6Pendant les deux cents ans qui séparent l’empereur Kangxi et les guerres de l’Opium, le milieu intellectuel chinois se cantonne dans une atmosphère morne tandis que les Occidentaux sont en train d’inventer un monde nouveau. Jusqu’au règne de l’empereur Kang Xi, le courant de pensée des Lumières ne peut qu’être balbutiant dans une Chine qui se barricade face au monde extérieur. Bien qu’à la fin des Ming des missionnaires tels que Matteo Ricci aient apporté les connaissances scientifiques de l’autre côté du monde et que ces connaissances modernes aient été bien accueillies par les chinois éclairés tels que Xu Guangqi, l’influence de la tradition étrangère demeure toutefois assez limitée. La rénovation et la révolution idéologique qui marquent le début du règne des Qing se trouvent fondamentalement opposées à la tradition héritée de la dynastie des Song et des Ming. Par conséquent, les Lumières de cette époque se manifestent principalement par une querelle entre les Anciens et les Modernes, au sein de la tradition idéologique chinoise. Les visionnaires veulent se débarrasser de la contemplation métaphysique et faire valoir l’esprit pragmatique du confucianisme d’autrefois.

7Néanmoins, avec les deux guerres de l’Opium, la Chine va s’éclairer par d’autres voies. La querelle de la Chine et de l’Occident (zhong xi zhi zheng) commence – sans abandonner la querelle précédente restée inachevée, car si « la Chine » renvoie aux Anciens, en revanche « l’Occident » signifie la Modernité. La tendance est renversée : la Modernité va enfin l’emporter sur les Anciens. La Chine, lors de cette nouvelle ère, va progressivement se tourner vers une assimilation complète de l’Occident. On peut relever trois étapes successives : l’adaptation de l’Occident à la tradition chinoise, l’intégration de la Chine et de l’Occident, enfin l’occidentalisation complète. Il faut signaler que la culture chinoise qui subsiste depuis tant de siècles dispose d’une grande vitalité ainsi que d’une faculté singulière à s’adapter aux changements circonstanciels. Depuis le dernier siècle, les esprits chinois n’ont jamais été apaisés lors des deux querelles présentées ci-dessus, mais nous sommes constamment à la recherche d’un « juste milieu » dans le cours des Lumières.

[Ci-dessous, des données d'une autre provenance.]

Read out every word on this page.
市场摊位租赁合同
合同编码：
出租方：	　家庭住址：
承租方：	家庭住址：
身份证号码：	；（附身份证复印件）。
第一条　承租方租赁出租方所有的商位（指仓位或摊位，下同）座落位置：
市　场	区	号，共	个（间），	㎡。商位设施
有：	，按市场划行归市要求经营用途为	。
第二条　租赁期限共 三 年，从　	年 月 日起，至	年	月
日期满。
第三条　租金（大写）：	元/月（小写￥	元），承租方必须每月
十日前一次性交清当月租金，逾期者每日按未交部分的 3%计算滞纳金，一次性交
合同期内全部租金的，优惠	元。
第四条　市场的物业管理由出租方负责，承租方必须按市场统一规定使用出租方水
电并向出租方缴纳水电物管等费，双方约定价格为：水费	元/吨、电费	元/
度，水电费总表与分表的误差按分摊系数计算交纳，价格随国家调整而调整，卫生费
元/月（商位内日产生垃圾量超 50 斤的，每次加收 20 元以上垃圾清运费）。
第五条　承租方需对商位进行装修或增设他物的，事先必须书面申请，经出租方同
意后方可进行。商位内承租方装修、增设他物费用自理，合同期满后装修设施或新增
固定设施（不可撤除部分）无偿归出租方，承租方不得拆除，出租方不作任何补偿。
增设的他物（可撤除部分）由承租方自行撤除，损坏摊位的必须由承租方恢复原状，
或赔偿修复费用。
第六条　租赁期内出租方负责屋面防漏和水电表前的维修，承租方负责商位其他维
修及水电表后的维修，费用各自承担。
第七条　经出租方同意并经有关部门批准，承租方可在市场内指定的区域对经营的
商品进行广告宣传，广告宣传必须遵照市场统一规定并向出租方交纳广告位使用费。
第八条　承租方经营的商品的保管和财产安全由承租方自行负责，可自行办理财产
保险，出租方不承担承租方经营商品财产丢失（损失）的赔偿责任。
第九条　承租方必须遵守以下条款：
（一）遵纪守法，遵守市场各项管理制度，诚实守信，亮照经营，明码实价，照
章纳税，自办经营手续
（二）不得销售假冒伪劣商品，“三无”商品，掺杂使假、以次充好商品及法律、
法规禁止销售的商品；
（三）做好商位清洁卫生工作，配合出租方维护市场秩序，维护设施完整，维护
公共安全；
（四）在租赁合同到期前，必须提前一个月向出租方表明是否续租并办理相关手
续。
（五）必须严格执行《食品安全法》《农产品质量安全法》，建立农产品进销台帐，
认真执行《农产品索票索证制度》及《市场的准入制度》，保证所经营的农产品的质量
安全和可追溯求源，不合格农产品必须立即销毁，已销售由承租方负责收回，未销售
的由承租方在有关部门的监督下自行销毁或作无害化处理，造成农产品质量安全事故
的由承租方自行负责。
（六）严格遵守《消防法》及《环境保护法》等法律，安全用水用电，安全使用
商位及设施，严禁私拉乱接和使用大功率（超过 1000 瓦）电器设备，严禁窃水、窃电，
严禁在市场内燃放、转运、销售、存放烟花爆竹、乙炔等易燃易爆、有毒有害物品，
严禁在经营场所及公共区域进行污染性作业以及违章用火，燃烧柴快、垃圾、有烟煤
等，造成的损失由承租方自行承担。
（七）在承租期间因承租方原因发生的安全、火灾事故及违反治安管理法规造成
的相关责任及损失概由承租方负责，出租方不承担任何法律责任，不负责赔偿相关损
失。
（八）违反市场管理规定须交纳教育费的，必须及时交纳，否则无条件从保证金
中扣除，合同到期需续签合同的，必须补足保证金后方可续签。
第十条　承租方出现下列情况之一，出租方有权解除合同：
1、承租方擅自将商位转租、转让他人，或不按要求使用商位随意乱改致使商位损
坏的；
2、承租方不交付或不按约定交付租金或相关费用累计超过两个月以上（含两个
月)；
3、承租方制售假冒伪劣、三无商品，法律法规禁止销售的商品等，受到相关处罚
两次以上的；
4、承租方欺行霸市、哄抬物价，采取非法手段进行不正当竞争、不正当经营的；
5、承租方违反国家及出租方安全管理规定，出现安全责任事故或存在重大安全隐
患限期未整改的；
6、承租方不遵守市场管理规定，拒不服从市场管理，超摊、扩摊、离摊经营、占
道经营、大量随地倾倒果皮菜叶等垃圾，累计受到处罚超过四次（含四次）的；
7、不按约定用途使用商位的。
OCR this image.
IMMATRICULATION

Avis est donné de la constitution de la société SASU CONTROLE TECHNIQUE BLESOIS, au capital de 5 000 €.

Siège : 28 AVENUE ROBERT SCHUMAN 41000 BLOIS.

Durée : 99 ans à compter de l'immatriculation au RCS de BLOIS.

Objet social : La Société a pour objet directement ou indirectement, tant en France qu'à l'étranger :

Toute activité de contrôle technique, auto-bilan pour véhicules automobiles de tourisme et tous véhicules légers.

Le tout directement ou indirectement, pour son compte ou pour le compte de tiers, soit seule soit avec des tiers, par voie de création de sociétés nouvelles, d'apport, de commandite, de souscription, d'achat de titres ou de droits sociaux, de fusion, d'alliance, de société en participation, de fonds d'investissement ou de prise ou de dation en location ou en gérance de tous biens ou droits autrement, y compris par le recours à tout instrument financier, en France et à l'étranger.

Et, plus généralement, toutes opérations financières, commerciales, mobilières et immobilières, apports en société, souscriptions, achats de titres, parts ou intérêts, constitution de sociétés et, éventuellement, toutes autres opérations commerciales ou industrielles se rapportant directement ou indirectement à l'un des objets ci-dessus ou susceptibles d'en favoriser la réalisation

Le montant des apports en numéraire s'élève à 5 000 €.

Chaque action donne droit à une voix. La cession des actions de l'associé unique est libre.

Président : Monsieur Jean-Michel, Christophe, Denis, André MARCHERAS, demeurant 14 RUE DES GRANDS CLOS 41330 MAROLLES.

II – De l’adaptation de l’Occident à la tradition chinoise à l’intégration Chine-Occident

8De la fin des Qing à la fondation de la République de Chine, les Lumières se développent en trois étapes successives. Leur visée progresse également, du renforcement des armées à la diffusion des lumières intellectuelles vers le grand public, de la poursuite de la démocratie à la rénovation intégrale de la culture. Mais durant tout le processus de cette occidentalisation, les intellectuels de gauche, face au développement de la colonisation en Chine, sont en proie à un irrésistible déchirement intérieur.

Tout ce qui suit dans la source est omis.